JAKARTA, KOMPAS.com — Sejumlah kalangan mempertanyakan putusan Mahkamah Agung yang menghukum Pemimpin Redaksi Majalah Playboy Indonesia Erwin Arnada dua tahun penjara. Mereka mengajukan amicus curiae atau komentar tertulis atas putusan itu kepada MA.
“MA keliru mendefinisikan standar kesusilaan karena mereka menggunakan standar kelompok masyarakat dan agama tertentu, bukan UU Pers,” kata Anggara, Senior Associate Insitute for Criminal Justice Reform (ICJR) Indonesia, dalam konferensi pers di Galeri Kafe, Taman Ismail Marzuki, Cikini, Jakarta, Rabu (19/1/2011).
ICJR adalah salah satu lembaga yang mempersoalkan putusan MA tersebut. Lembaga lain adalah Indonesia Media Defense Litigation Network (IMDLN) dan Lembaga Studi dan Advokasi Masyarakat (Elsam).

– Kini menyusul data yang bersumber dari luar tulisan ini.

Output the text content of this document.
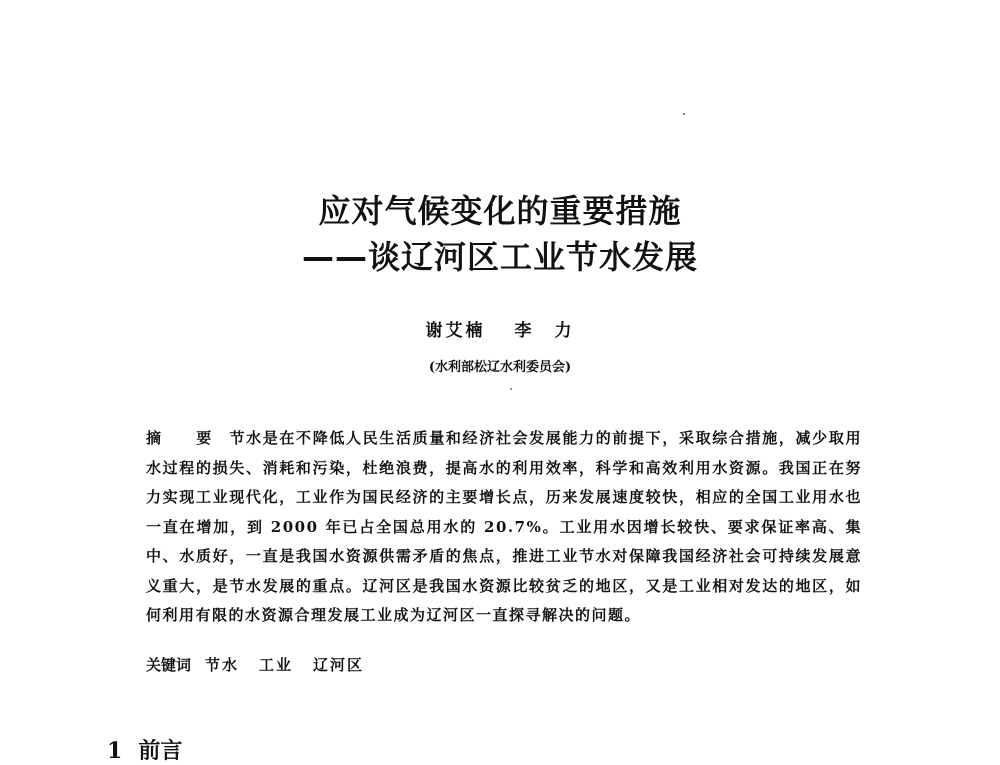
应对气候变化的重要措施
——谈辽河区工业节水发展
谢艾楠 李　力
(水利部松辽水利委员会)

摘　要 节水是在不降低人民生活质量和经济社会发展能力的前提下，采取综合措施，减少取用水过程的损失、消耗和污染，杜绝浪费，提高水的利用效率，科学和高效利用水资源。我国正在努力实现工业现代化，工业作为国民经济的主要增长点，历来发展速度较快，相应的全国工业用水也一直在增加，到 2000 年已占全国总用水的 20.7%。工业用水因增长较快、要求保证率高、集中、水质好，一直是我国水资源供需矛盾的焦点，推进工业节水对保障我国经济社会可持续发展意义重大，是节水发展的重点。辽河区是我国水资源比较贫乏的地区，又是工业相对发达的地区，如何利用有限的水资源合理发展工业成为辽河区一直探寻解决的问题。

关键词 节水 工业 辽河区

1 前言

Keberatan mereka adalah apakah MA tepat menggunakan standar agama sebagai tolok ukur menilai kasus Erwin Arnada dihukum karena melanggar kesusilaan.
Menurut mereka, norma-norma, selain hukum negara, memiliki standar berbeda satu sama lain sehingga tidak bisa dijadikan parameter untuk memandang suatu perbuatan termasuk kesusilaan. “Harusnya MA menjatuhkan putusan berdasarkan UU Pers, bukan karena desakan dari kelompok masyarakat tertentu,” kata Zainal Abidin, Sekretaris IMDLN.
Berdasarkan Pasal 1 Angka 2 jo Pasal 9 Ayat (2) UU No 40/1999 tentang Pers, majalah Playboy Indonesia telah memenuhi ketentuan dan dapat dikategorikan sebagai produk pers.